From the definition, the Industrial IT domain is an integrated set of ICT systems. System integration means the necessity of the information exchange between them (the nodes of a common domain). ICT systems are recognized as a typical measure of processing information. The main challenge of deploying an Industrial IT solution is that information is abstract – it is knowledge describing a situation in the selected environment, e.g. temperature in a boiler, a car speed, an account balance, etc. Unfortunately machines cannot be used to process abstraction. It is also impossible to transfer abstraction from one place to another.
Fortunately, there is a very simple solution to address that impossibility, namely the information must be represented as binary data. In consequence, we can usually use both ones as interchangeable terms while talking about ICT systems. Unfortunately, these terms must be distinguished in the context of further discussion on the complex data, because before stepping forward we must be aware of the fact that the same information could have many different but equivalent representations – different binary patterns. For example, having interconnected system A and system B, system A can use one representation, but system B another one. Moreover, to integrate them, the transferred stream of bits may not resemble any of the previous ones. It should be nothing new for us, as it is obvious that the same information written as a text in regional newspapers in English, German, Polish, etc. does not resemble one another.

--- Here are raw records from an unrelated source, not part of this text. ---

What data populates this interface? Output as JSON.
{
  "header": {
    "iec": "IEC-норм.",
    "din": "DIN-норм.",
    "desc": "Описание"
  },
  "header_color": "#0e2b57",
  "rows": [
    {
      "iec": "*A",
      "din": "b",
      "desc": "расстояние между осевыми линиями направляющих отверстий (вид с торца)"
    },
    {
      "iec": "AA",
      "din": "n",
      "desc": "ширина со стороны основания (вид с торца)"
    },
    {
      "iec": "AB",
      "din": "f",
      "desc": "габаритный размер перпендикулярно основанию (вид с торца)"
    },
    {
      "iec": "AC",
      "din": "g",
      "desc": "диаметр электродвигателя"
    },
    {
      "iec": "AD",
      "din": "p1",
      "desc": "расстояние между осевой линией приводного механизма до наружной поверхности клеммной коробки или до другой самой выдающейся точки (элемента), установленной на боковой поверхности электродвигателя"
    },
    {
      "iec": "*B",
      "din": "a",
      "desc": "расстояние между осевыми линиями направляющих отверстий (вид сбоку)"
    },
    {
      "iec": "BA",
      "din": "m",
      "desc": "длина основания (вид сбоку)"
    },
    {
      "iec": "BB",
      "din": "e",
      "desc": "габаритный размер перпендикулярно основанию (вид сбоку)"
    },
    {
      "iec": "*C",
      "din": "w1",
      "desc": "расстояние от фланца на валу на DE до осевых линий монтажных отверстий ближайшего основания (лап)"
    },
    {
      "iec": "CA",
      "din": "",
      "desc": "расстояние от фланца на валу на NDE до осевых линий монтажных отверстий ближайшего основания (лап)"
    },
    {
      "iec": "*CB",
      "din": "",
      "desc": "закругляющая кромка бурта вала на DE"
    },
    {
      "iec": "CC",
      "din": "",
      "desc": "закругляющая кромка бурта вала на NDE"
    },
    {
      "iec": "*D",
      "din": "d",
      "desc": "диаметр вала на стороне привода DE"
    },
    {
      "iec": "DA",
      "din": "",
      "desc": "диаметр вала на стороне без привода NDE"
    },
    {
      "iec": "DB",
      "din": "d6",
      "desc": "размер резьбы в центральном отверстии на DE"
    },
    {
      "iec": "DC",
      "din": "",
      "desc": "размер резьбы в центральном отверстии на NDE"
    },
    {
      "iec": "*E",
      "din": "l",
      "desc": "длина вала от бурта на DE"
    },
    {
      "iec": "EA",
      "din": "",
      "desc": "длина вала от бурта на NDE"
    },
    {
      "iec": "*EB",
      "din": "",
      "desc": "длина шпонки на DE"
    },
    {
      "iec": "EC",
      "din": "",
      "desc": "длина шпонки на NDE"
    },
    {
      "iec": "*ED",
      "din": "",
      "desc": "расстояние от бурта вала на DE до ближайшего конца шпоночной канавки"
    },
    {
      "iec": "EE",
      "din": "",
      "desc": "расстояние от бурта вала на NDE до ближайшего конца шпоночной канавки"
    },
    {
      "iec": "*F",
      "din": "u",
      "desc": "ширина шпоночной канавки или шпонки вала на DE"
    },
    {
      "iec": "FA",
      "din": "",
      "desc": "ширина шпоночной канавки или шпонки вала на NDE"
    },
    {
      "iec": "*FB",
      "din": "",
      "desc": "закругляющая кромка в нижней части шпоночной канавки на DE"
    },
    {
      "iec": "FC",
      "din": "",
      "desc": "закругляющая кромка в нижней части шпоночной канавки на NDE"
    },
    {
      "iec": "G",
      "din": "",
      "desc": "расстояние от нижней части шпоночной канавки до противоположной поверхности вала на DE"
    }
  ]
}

To understand a newspaper we must learn the appropriate language. To understand the binary data we must have defined a data type – a description how to create an appropriate bits pattern. Simplifying, the data type determines a set of valid values and rules needed to assign the information (understand the data) to a selected bits pattern. Therefore, to make two systems interoperable, apart from communication, they should be prepared – integrated to be able to consume data from each other, and so communication is only a prerequisite for interoperability.
The type is usually not enough to make the data meaningful. Referring to the above example the newspaper name (i.e. the location where the information came from) and timestamp (a single point in time when the information was valid) are attributes of the text that is representation of the information.

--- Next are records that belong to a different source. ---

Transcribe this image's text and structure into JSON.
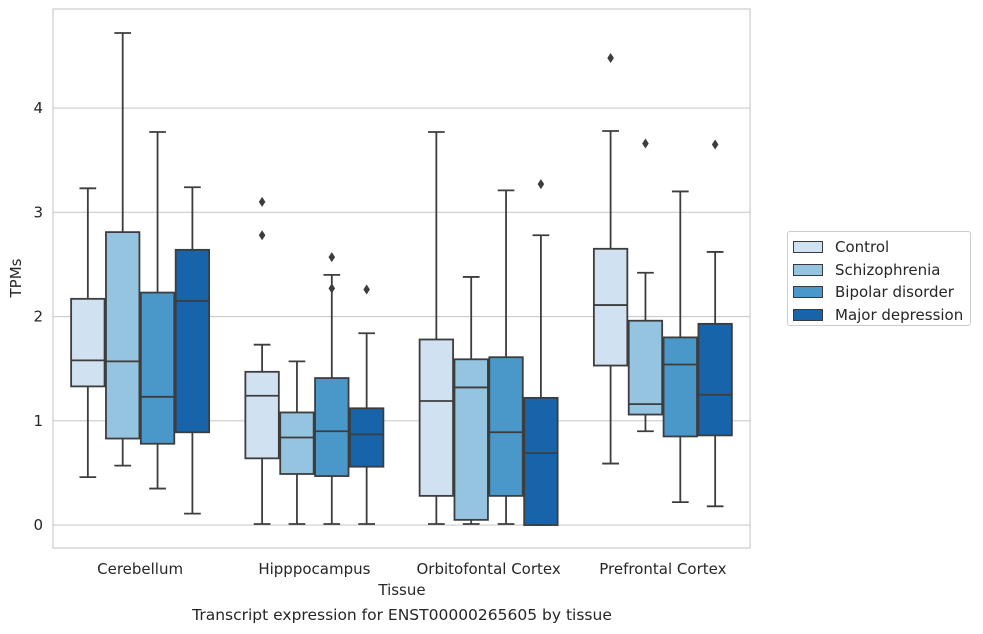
{
  "chart_data": {
    "type": "boxplot",
    "xlabel": "Tissue",
    "ylabel": "TPMs",
    "categories": [
      "Cerebellum",
      "Hipppocampus",
      "Orbitofontal Cortex",
      "Prefrontal Cortex"
    ],
    "ylim": [
      -0.22,
      4.95
    ],
    "yticks": [
      0,
      1,
      2,
      3,
      4
    ],
    "grid": "horizontal",
    "legend_position": "right",
    "series": [
      {
        "name": "Control",
        "color": "#d0e1f2",
        "boxes": [
          {
            "q1": 1.33,
            "median": 1.58,
            "q3": 2.17,
            "whislo": 0.46,
            "whishi": 3.23,
            "fliers": []
          },
          {
            "q1": 0.64,
            "median": 1.24,
            "q3": 1.47,
            "whislo": 0.01,
            "whishi": 1.73,
            "fliers": [
              2.78,
              3.1
            ]
          },
          {
            "q1": 0.28,
            "median": 1.19,
            "q3": 1.78,
            "whislo": 0.01,
            "whishi": 3.77,
            "fliers": []
          },
          {
            "q1": 1.53,
            "median": 2.11,
            "q3": 2.65,
            "whislo": 0.59,
            "whishi": 3.78,
            "fliers": [
              4.48
            ]
          }
        ]
      },
      {
        "name": "Schizophrenia",
        "color": "#94c4df",
        "boxes": [
          {
            "q1": 0.83,
            "median": 1.57,
            "q3": 2.81,
            "whislo": 0.57,
            "whishi": 4.72,
            "fliers": []
          },
          {
            "q1": 0.49,
            "median": 0.84,
            "q3": 1.08,
            "whislo": 0.01,
            "whishi": 1.57,
            "fliers": []
          },
          {
            "q1": 0.05,
            "median": 1.32,
            "q3": 1.59,
            "whislo": 0.01,
            "whishi": 2.38,
            "fliers": []
          },
          {
            "q1": 1.06,
            "median": 1.16,
            "q3": 1.96,
            "whislo": 0.9,
            "whishi": 2.42,
            "fliers": [
              3.66
            ]
          }
        ]
      },
      {
        "name": "Bipolar disorder",
        "color": "#4a98c9",
        "boxes": [
          {
            "q1": 0.78,
            "median": 1.23,
            "q3": 2.23,
            "whislo": 0.35,
            "whishi": 3.77,
            "fliers": []
          },
          {
            "q1": 0.47,
            "median": 0.9,
            "q3": 1.41,
            "whislo": 0.01,
            "whishi": 2.4,
            "fliers": [
              2.27,
              2.57
            ]
          },
          {
            "q1": 0.28,
            "median": 0.89,
            "q3": 1.61,
            "whislo": 0.01,
            "whishi": 3.21,
            "fliers": []
          },
          {
            "q1": 0.85,
            "median": 1.54,
            "q3": 1.8,
            "whislo": 0.22,
            "whishi": 3.2,
            "fliers": []
          }
        ]
      },
      {
        "name": "Major depression",
        "color": "#1764ab",
        "boxes": [
          {
            "q1": 0.89,
            "median": 2.15,
            "q3": 2.64,
            "whislo": 0.11,
            "whishi": 3.24,
            "fliers": []
          },
          {
            "q1": 0.56,
            "median": 0.87,
            "q3": 1.12,
            "whislo": 0.01,
            "whishi": 1.84,
            "fliers": [
              2.26
            ]
          },
          {
            "q1": 0.0,
            "median": 0.69,
            "q3": 1.22,
            "whislo": 0.0,
            "whishi": 2.78,
            "fliers": [
              3.27
            ]
          },
          {
            "q1": 0.86,
            "median": 1.25,
            "q3": 1.93,
            "whislo": 0.18,
            "whishi": 2.62,
            "fliers": [
              3.65
            ]
          }
        ]
      }
    ],
    "caption": "Transcript expression for ENST00000265605 by tissue"
  }
}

To have a similar ability to add common attributes to the representations of many information entities at the same time the complex data types must be used. Complex in this context means that the data type must additionally define a relationship between the components of the binary data, i.e. how to selectively get a component of the complex data.
The OPC UA offers two well-known and widely used relationships:
Arrays – components are indexed and all components must have a common data type.

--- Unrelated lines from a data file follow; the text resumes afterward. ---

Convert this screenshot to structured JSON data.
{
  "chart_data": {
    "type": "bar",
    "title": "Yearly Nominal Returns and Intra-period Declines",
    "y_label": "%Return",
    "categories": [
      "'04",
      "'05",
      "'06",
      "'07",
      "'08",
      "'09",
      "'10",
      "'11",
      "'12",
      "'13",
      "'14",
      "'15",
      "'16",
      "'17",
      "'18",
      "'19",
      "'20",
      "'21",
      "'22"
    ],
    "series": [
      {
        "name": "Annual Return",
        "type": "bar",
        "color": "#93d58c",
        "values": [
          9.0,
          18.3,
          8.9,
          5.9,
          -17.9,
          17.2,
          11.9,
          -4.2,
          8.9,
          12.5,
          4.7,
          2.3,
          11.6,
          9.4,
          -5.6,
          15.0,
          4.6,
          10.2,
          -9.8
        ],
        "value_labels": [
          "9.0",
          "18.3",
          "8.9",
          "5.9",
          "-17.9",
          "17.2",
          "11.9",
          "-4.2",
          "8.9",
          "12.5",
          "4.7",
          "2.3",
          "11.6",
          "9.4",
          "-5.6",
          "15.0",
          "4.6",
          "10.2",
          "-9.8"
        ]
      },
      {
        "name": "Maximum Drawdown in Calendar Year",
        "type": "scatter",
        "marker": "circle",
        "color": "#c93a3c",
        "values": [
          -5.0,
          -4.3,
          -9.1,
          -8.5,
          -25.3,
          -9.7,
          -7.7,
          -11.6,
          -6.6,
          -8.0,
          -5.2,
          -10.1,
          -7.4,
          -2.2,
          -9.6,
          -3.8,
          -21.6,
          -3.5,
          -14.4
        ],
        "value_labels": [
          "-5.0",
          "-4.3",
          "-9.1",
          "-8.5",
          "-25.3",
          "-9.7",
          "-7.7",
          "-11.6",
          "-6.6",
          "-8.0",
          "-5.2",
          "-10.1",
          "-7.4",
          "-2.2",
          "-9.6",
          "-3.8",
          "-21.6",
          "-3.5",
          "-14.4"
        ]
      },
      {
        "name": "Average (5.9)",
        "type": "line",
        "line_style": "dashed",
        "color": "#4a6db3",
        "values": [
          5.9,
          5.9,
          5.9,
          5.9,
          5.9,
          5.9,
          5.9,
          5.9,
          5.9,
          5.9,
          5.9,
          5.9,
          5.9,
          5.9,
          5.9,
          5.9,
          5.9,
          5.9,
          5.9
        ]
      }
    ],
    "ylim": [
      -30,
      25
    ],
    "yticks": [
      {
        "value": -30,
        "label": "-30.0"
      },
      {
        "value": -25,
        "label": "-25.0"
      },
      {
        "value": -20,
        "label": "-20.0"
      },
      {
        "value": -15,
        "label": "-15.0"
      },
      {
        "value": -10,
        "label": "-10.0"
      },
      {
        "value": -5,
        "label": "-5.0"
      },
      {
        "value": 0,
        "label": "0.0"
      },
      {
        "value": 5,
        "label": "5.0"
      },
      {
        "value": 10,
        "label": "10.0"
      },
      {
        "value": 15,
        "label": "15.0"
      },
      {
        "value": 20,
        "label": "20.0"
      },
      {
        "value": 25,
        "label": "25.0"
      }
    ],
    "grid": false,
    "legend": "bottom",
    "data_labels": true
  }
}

Structures – components are named and components may have different data types.
Anyway, indexes and names must be unambiguous, and a complex data type has the responsibility to provide a precise definition of them, i.e. selectors of the components.
The complex data has a very important feature, namely all components are considered to be consistent with one another. For example, if we need to represent time at least three components must be distinguished: hour, minute, and second. In this case, even if there is no need to add any attribute to the binary data it must be consistent, i.e. it has to represent information in a single point in time. Other criteria for describing the data consistency could also be applied.
On the other hand using complex data simplifies data integrity if there is a need to store or transfer it. If intermediaries are present, the initial data creator and the ultimate consumer need to trust those intermediaries to help provide end-to-end data integrity, because each hop is processed separately. Thus, using complex data it can be processed and transferred as one item what finally mitigates any risk of integrity compromising.
Using the data type definitions to describe information exposed by a server allows:
Development against type definition.
Unambiguous association of the information with the data.
Having defined types in advance, clients may provide dedicated functionality, e.g. displaying the information in the context of specific graphics.
Typical scenarios can be recognized when we can define appropriate complex data types in advance. The OPC UA offers a variety of standard types ready to be used in common cases. If this out of the box set is not capable of fulfilling more demanding needs users may define custom data types. The OPC UA allows servers to provide data type definitions. The type definitions may be abstract, and may be inherited by new types to reflect polymorphism. They may be of generic use or they may be application domain specific. Custom types must have a globally unique identifier, which can be used to identify the authoring organization responsible for that type definition.
If the data publisher – an OPC UA server is not running in an environment capable of creating the complex data there must be taken special precaution to fabricate it if required. An example of this scenario is a standalone OPC UA server pooling data from plant floor devices using a custom protocol, e.g. MODBUS. If that is the case the protocol used to gather process data is usually not data complex aware. Reading and writing the data is accomplished using REQUEST/RESPONSE frame pairs. Moreover, one request can be used to read a set of values that has the same simple type only. The fabrication is an operation that uses group of requests to gather components and embeds them into a single value of a selected complex data type. It is optional server capability.